Não, mas milito ideologicamente nessa área.
Em Lisboa andam consigo ao colo. A grande aposta do PS nacional para as próximas eleições regionais na Madeira está centrada na sua liderança e numa réplica de uma geringonça madeirense, vencedora. Não há quem ignore isto no mundo socialista, foi-me, aliás, confirmado por um ministro de António Costa.
Têm surgido soluções diferentes e tem havido personalidades políticas a “fazer diferente”. Nós temos um Papa que se distingue de todos os que o antecederam por aquilo que é o seu pensamento, a sua proximidade e empatia pelas pessoas. E os grandes líderes, na verdade, são pessoas simples, que conseguem comunicar a sua leitura social de forma visível e próxima.

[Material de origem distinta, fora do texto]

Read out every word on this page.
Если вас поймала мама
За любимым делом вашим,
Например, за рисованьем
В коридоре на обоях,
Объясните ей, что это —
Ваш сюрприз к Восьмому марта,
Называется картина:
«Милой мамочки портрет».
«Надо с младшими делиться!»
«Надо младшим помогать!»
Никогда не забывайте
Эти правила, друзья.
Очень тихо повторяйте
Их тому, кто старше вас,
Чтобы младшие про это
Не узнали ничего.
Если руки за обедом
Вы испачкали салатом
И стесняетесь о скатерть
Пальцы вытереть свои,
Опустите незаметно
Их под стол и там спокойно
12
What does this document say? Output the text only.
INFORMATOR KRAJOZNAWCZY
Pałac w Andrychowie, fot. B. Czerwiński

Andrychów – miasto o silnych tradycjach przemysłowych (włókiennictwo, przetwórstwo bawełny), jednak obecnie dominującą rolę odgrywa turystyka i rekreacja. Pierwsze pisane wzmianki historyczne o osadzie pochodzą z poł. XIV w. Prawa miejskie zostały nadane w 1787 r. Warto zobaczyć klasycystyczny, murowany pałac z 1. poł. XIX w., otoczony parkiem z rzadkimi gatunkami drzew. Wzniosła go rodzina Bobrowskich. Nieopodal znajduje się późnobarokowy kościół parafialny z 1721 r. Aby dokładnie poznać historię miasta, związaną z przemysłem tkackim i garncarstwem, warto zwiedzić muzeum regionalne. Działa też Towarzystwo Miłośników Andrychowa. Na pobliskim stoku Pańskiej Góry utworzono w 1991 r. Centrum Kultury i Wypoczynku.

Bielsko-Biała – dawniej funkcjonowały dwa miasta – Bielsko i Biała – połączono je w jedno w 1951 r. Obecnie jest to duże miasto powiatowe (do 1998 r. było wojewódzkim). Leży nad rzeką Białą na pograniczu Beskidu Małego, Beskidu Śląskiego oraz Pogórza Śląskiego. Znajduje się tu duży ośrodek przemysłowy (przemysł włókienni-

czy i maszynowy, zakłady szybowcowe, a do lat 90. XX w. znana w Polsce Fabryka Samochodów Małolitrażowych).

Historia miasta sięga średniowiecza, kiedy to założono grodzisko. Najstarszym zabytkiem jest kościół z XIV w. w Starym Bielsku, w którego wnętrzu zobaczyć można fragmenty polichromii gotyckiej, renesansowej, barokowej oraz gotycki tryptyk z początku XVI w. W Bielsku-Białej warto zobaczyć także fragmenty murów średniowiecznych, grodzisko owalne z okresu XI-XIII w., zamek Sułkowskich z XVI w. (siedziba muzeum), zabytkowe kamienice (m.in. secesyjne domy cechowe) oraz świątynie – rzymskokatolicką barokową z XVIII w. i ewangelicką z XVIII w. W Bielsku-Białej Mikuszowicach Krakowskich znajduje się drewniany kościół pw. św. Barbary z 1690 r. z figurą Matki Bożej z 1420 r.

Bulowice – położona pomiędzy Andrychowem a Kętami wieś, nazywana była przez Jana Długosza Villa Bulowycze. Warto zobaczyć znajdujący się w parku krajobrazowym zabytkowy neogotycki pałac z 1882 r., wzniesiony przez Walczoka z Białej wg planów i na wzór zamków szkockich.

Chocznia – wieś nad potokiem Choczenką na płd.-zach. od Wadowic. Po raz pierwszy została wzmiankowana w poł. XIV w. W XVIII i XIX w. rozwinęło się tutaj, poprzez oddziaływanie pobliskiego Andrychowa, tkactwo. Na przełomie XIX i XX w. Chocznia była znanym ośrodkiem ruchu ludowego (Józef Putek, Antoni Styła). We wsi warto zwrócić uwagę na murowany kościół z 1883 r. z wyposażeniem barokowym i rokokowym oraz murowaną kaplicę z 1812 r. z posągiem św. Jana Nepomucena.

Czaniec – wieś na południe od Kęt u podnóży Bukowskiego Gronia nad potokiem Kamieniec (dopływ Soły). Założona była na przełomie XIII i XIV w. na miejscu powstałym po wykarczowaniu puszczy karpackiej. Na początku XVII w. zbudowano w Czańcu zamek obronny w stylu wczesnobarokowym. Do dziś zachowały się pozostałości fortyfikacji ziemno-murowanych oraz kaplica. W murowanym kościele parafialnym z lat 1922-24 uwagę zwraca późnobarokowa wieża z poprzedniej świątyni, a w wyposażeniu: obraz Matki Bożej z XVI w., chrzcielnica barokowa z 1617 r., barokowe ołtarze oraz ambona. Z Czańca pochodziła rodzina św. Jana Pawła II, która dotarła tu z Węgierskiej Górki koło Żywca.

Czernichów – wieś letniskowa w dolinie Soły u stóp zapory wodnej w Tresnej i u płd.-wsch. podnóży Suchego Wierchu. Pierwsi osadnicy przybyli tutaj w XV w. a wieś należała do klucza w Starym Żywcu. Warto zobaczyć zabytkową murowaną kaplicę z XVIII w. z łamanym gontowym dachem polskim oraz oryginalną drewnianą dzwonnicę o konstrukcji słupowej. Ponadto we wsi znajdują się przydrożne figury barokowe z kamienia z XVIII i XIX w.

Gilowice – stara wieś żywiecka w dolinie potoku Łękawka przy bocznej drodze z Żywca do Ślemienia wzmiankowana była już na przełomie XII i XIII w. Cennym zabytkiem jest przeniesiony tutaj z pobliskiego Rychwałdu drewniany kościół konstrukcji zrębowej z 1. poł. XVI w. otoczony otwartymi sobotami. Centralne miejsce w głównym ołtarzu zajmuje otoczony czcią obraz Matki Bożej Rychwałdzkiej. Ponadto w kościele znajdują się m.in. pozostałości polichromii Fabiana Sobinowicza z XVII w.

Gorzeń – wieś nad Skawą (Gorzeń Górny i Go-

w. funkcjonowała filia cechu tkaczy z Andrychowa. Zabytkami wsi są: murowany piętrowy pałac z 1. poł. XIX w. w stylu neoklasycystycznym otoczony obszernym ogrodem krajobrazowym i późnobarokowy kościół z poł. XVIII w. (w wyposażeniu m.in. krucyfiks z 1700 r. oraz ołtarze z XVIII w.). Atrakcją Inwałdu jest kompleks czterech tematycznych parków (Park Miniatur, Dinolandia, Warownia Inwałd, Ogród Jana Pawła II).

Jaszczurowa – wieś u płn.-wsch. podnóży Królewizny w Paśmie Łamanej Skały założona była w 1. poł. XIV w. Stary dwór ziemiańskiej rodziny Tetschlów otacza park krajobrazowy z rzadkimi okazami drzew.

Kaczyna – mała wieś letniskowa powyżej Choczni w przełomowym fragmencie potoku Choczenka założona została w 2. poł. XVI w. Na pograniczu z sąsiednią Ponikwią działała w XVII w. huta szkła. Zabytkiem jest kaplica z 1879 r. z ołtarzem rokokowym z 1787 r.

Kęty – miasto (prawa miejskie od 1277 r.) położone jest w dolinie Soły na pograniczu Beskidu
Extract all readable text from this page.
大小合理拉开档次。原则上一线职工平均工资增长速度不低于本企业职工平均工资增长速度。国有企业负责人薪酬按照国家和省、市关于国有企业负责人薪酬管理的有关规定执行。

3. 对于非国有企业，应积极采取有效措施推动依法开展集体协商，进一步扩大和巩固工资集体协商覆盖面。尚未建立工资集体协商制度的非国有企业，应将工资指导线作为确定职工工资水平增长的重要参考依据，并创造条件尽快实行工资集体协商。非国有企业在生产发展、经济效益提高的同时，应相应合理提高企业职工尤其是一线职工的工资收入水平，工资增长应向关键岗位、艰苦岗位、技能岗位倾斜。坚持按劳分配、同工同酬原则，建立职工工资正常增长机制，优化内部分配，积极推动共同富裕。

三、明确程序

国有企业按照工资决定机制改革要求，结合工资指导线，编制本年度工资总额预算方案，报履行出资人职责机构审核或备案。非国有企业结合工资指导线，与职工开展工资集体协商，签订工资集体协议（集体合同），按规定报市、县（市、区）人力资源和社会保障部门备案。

Temos um Presidente da República que se distingue também pela sua forma de estar na política e sobretudo temos uma opção de governação no país que seria impensável há meia dúzia de anos.
E que Paulo Cafofo quer absolutamente replicar aqui, sob a sua liderança?
No sentido diferenciador, em que a forma de fazer política, as opções escolhidas, a forma pessoal da relação com o poder — o poder também é uma forma de exercício pessoal — seja diferenciadora do que existia.
Qual a sua relação com António Costa? Recente, ao que consta.
Muito recente. Não posso dizer que seja uma relação “pessoal”, nem somos amigos de longa data. Mas na opinião do PSD às vezes até parece que há aqui uma máquina montada para tomar de assalto o poder na região e derrubar o governo de Albuquerque e o seu partido.
E não há? Mas porque fala em assalto? Estou a falar-lhe numa estratégia em parte importada de Lisboa, na qual o PS nacional está muito empenhado, e não de um assalto.
Mas o projeto político é feito aqui na região! A minha condição de independente não é só um rótulo, nem é isso que é importante porque obviamente assumo a proximidade ideológica com o PS. Sucede é que as soluções para a Madeira estão nos madeirenses. É verdade que nunca o secretário-geral do PS, um partido que nunca aqui ganhou eleições, teria esse desejo se não visse credibilidade em nós. Não se trata de derrubar o PSD, mas de governar a região, numa estratégia a dez anos, assente numa vontade popular. Dizem que temos uma máquina? A máquina são as pessoas que encontro diariamente na rua no Funchal, em Machico, em Santa Cruz.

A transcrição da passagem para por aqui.